Section 3.2. Some examples
Today, there are a number of works from #8217; art & #8221; produced from #8217; IA:
But we also have music generated by artificial intelligence (example of #8217; piece generated by Spotify Research):
Section 3.3. Protection by right of the author?
Once we have seen these examples, it is possible to wonder if these & #8220; works & #8221; may benefit from #8217; copyright protection.
In French law, to benefit from #8217; copyright #8217;L111-1 CPI), it is necessary to verify that the work is & #8220; original & #8221; (case law criterion).
Basically, to be original, a work must include:
- l & #8217; imprint of the author's personality,
- the mark of the intellectual contribution of the author and
- the expression of the author's free and creative choices.

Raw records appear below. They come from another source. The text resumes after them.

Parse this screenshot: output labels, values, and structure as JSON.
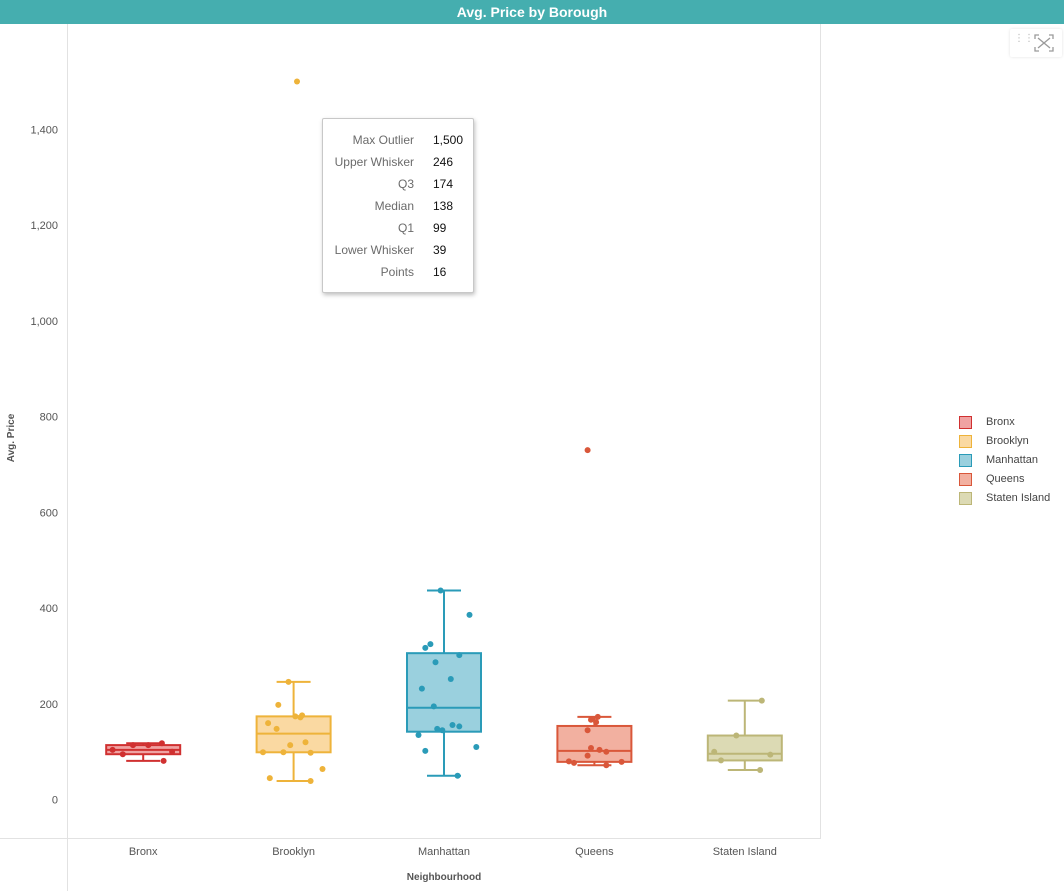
{
  "chart_data": {
    "type": "boxplot",
    "title": "Avg. Price by Borough",
    "xlabel": "Neighbourhood",
    "ylabel": "Avg. Price",
    "ylim": [
      -80,
      1620
    ],
    "yticks": [
      0,
      200,
      400,
      600,
      800,
      1000,
      1200,
      1400
    ],
    "ytick_labels": [
      "0",
      "200",
      "400",
      "600",
      "800",
      "1,000",
      "1,200",
      "1,400"
    ],
    "grid": false,
    "legend_position": "right",
    "categories": [
      "Bronx",
      "Brooklyn",
      "Manhattan",
      "Queens",
      "Staten Island"
    ],
    "series": [
      {
        "name": "Bronx",
        "color": "#d03030",
        "fill": "#f0a2a2",
        "box": {
          "lower_whisker": 81,
          "q1": 95,
          "median": 104,
          "q3": 114,
          "upper_whisker": 118
        },
        "outliers": [],
        "points": [
          {
            "value": 95,
            "jitter": -0.6
          },
          {
            "value": 104,
            "jitter": -0.9
          },
          {
            "value": 114,
            "jitter": -0.3
          },
          {
            "value": 114,
            "jitter": 0.15
          },
          {
            "value": 118,
            "jitter": 0.55
          },
          {
            "value": 100,
            "jitter": 0.85
          },
          {
            "value": 81,
            "jitter": 0.6
          }
        ]
      },
      {
        "name": "Brooklyn",
        "color": "#eeb33a",
        "fill": "#fad9a2",
        "box": {
          "lower_whisker": 39,
          "q1": 99,
          "median": 138,
          "q3": 174,
          "upper_whisker": 246
        },
        "outliers": [
          1500
        ],
        "points": [
          {
            "value": 246,
            "jitter": -0.15
          },
          {
            "value": 198,
            "jitter": -0.45
          },
          {
            "value": 174,
            "jitter": 0.05
          },
          {
            "value": 176,
            "jitter": 0.25
          },
          {
            "value": 172,
            "jitter": 0.2
          },
          {
            "value": 160,
            "jitter": -0.75
          },
          {
            "value": 148,
            "jitter": -0.5
          },
          {
            "value": 120,
            "jitter": 0.35
          },
          {
            "value": 114,
            "jitter": -0.1
          },
          {
            "value": 99,
            "jitter": -0.9
          },
          {
            "value": 98,
            "jitter": 0.5
          },
          {
            "value": 99,
            "jitter": -0.3
          },
          {
            "value": 64,
            "jitter": 0.85
          },
          {
            "value": 45,
            "jitter": -0.7
          },
          {
            "value": 39,
            "jitter": 0.5
          },
          {
            "value": 1500,
            "jitter": 0.1
          }
        ]
      },
      {
        "name": "Manhattan",
        "color": "#2a9bb8",
        "fill": "#9ad0de",
        "box": {
          "lower_whisker": 50,
          "q1": 142,
          "median": 192,
          "q3": 306,
          "upper_whisker": 437
        },
        "outliers": [],
        "points": [
          {
            "value": 437,
            "jitter": -0.1
          },
          {
            "value": 386,
            "jitter": 0.75
          },
          {
            "value": 325,
            "jitter": -0.4
          },
          {
            "value": 317,
            "jitter": -0.55
          },
          {
            "value": 302,
            "jitter": 0.45
          },
          {
            "value": 287,
            "jitter": -0.25
          },
          {
            "value": 252,
            "jitter": 0.2
          },
          {
            "value": 232,
            "jitter": -0.65
          },
          {
            "value": 195,
            "jitter": -0.3
          },
          {
            "value": 156,
            "jitter": 0.25
          },
          {
            "value": 153,
            "jitter": 0.45
          },
          {
            "value": 148,
            "jitter": -0.2
          },
          {
            "value": 145,
            "jitter": -0.05
          },
          {
            "value": 135,
            "jitter": -0.75
          },
          {
            "value": 110,
            "jitter": 0.95
          },
          {
            "value": 102,
            "jitter": -0.55
          },
          {
            "value": 50,
            "jitter": 0.4
          }
        ]
      },
      {
        "name": "Queens",
        "color": "#d9573a",
        "fill": "#f2b0a0",
        "box": {
          "lower_whisker": 72,
          "q1": 79,
          "median": 102,
          "q3": 154,
          "upper_whisker": 173
        },
        "outliers": [
          730
        ],
        "points": [
          {
            "value": 173,
            "jitter": 0.1
          },
          {
            "value": 167,
            "jitter": -0.1
          },
          {
            "value": 162,
            "jitter": 0.05
          },
          {
            "value": 145,
            "jitter": -0.2
          },
          {
            "value": 108,
            "jitter": -0.1
          },
          {
            "value": 104,
            "jitter": 0.15
          },
          {
            "value": 100,
            "jitter": 0.35
          },
          {
            "value": 92,
            "jitter": -0.2
          },
          {
            "value": 80,
            "jitter": -0.75
          },
          {
            "value": 79,
            "jitter": 0.8
          },
          {
            "value": 77,
            "jitter": -0.6
          },
          {
            "value": 72,
            "jitter": 0.35
          },
          {
            "value": 730,
            "jitter": -0.2
          }
        ]
      },
      {
        "name": "Staten Island",
        "color": "#bcb677",
        "fill": "#dcdab4",
        "box": {
          "lower_whisker": 62,
          "q1": 82,
          "median": 96,
          "q3": 134,
          "upper_whisker": 207
        },
        "outliers": [],
        "points": [
          {
            "value": 207,
            "jitter": 0.5
          },
          {
            "value": 134,
            "jitter": -0.25
          },
          {
            "value": 100,
            "jitter": -0.9
          },
          {
            "value": 94,
            "jitter": 0.75
          },
          {
            "value": 82,
            "jitter": -0.7
          },
          {
            "value": 62,
            "jitter": 0.45
          }
        ]
      }
    ],
    "tooltip": {
      "series": "Brooklyn",
      "rows": [
        {
          "label": "Max Outlier",
          "value": "1,500"
        },
        {
          "label": "Upper Whisker",
          "value": "246"
        },
        {
          "label": "Q3",
          "value": "174"
        },
        {
          "label": "Median",
          "value": "138"
        },
        {
          "label": "Q1",
          "value": "99"
        },
        {
          "label": "Lower Whisker",
          "value": "39"
        },
        {
          "label": "Points",
          "value": "16"
        }
      ]
    }
  },
  "toolbar": {
    "drag_icon": "drag-handle-icon",
    "fullscreen_icon": "fullscreen-icon"
  }
}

In my opinion, for the examples that we have seen previously, this does not really pose a question: indeed, these examples were created by AIs which have been configured (ie which have undergone learning) in order to & #8217; get a result wanted by the author.
Therefore, the previous examples clearly indicate the desire of the author to obtain such a result.
We can consider that AI plays a role similar to software like Photoshop or as a mixer. L & #8217; IA simply simplifies the creation process.
Of course, you have to look on a case-by-case basis and I cannot make a single response of type & #8220; any image or its output from & #8217; an AI benefits from & #8217; copyright & #8221; but the & #8217; use of & #8217; an AI does does not seem to me to exclude, from this simple fact, the application of copyright.
To conclude, I would simply like to recall that, during the invention of photography, some wanted exclude this one from & #8220; l & #8217; art & #8221 ;. Indeed, they considered that photography belonged to the technical field.
Do you not think that we are in the same situation regarding AI?